砲口から順に発砲されたレーザーが、青色のシールドに遮られ、消えていく。一回全て撃ち終わった後、また装填するための機械音が小さく鳴り、再び撃たれる。
自分の知る人形の面影は、そこになかった。探しても見当たらなかった。穹は目を伏せた。
「友達になりたかったな……」
砲音にかき消されて、自分でも声に出せていたのかいなかったのか不明だった。
右手をシールドから離す。手が拳の形に変わる。そこから、少しだけ力が失せる。
「君は何も悪くないよ。だけど、ごめんね……」
プログラム通りに動いていただけだ。ただ仕事をしていただけにすぎない。
自分の役目を果たそうと動いていただけにすぎないこのこと、はっきり言うなら戦いたくなかった。
だが、自分にも与えられた役目があり、守らなくてはいけないものがある。
顔を上げる。見る影も無くなった人形をしっかりと目標に見定める。
右腕を引く。勢いよく突き出す。右手がシールドに当たる。手応えは、音からして申し分ない。
シールドが穹の手から離れる。真っ直ぐ飛んでいく。
人形は避けなかった。今まで散々自分達を振り回し、披露してきた逃げ足の速さを見せなかった。
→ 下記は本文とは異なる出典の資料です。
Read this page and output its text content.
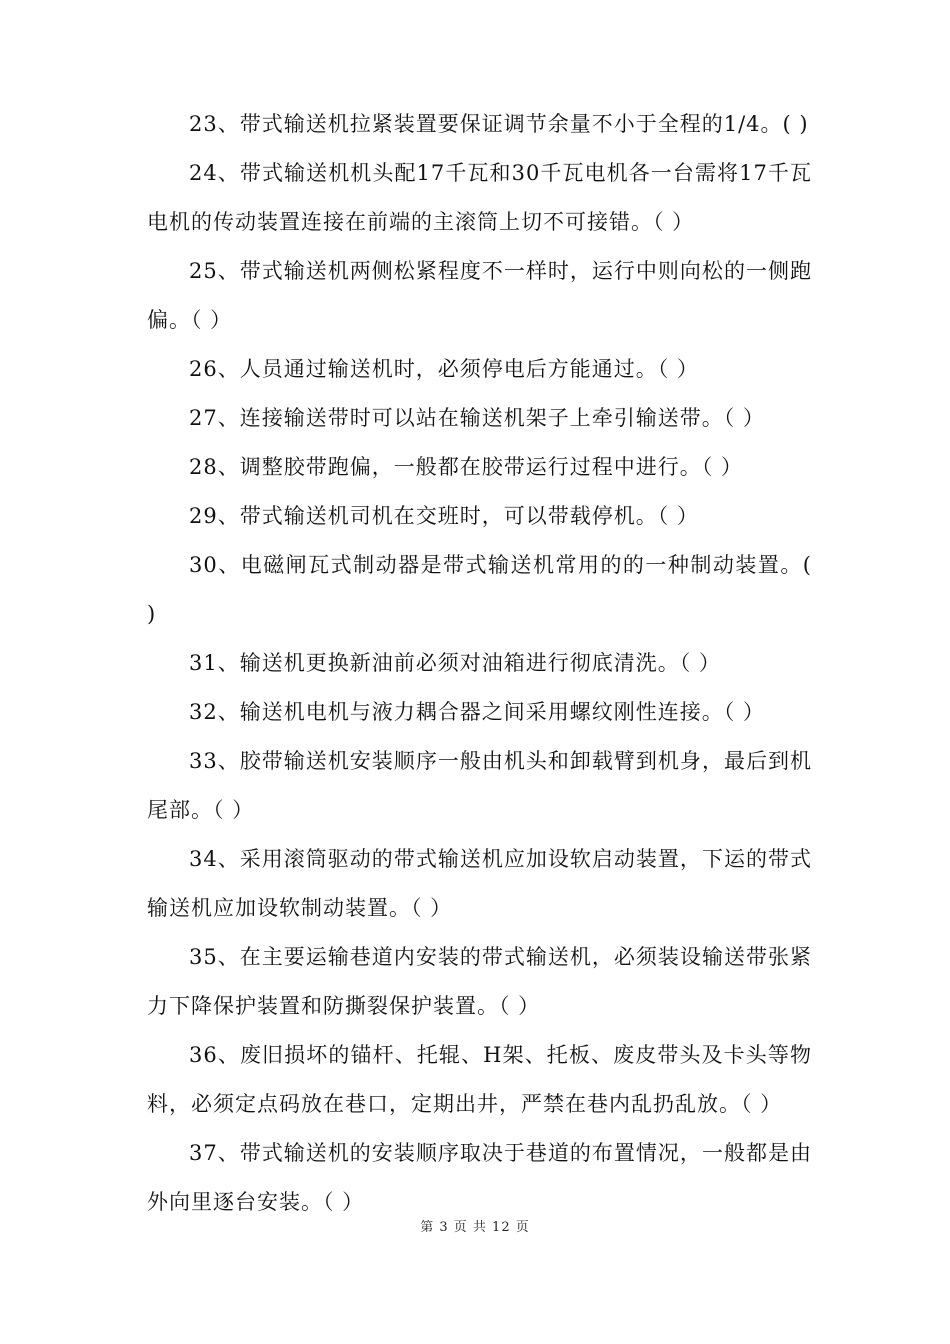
23、带式输送机拉紧装置要保证调节余量不小于全程的1/4。( )

24、带式输送机机头配17千瓦和30千瓦电机各一台需将17千瓦电机的传动装置连接在前端的主滚筒上切不可接错。（ ）

25、带式输送机两侧松紧程度不一样时，运行中则向松的一侧跑偏。（ ）

26、人员通过输送机时，必须停电后方能通过。（ ）

27、连接输送带时可以站在输送机架子上牵引输送带。（ ）

28、调整胶带跑偏，一般都在胶带运行过程中进行。（ ）

29、带式输送机司机在交班时，可以带载停机。（ ）

30、电磁闸瓦式制动器是带式输送机常用的的一种制动装置。( )

31、输送机更换新油前必须对油箱进行彻底清洗。（ ）

32、输送机电机与液力耦合器之间采用螺纹刚性连接。（ ）

33、胶带输送机安装顺序一般由机头和卸载臂到机身，最后到机尾部。（ ）

34、采用滚筒驱动的带式输送机应加设软启动装置，下运的带式输送机应加设软制动装置。（ ）

35、在主要运输巷道内安装的带式输送机，必须装设输送带张紧力下降保护装置和防撕裂保护装置。（ ）

36、废旧损坏的锚杆、托辊、H架、托板、废皮带头及卡头等物料，必须定点码放在巷口，定期出井，严禁在巷内乱扔乱放。（ ）

37、带式输送机的安装顺序取决于巷道的布置情况，一般都是由外向里逐台安装。（ ）

第 3 页 共 12 页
衝撃音が鼓膜を揺らして、耳鳴りを残していった。人形がばらばらに分解されていく様を、穹は目を背けず、じっと見ていた。
辺りが一気に静かになる。足下の枝を拾う音さえ、いやに大きく聞こえるくらいだった。
ただの部品の塊と化した人形の向こうにずっと広がる景色に向かって、枝を放り投げる。
枝はどこかにぶつかる様子も無く、崖の向こうへと落ちていった。穹はインカムに手を当てた。
「ハルさん、終わりました」
『そうか。では、目印を出す。そこに向かって来てくれ!』
通話が終わった直後、崖から山の斜面を見下ろした。稜線の一部分から、青白い光が垂直に上がった。シロの吐くブレスだった。目印としてこれ以上のものはないと、天を貫く眩い光を見て思った。
ブレスの位置まで飛ぼうと踏み込んだ時だった。ふと足下に何かが転がっていることに気づいた。
人形の瞳だった。ルビーのように輝く目から、赤や青、黄色をしたコードが伸びていた。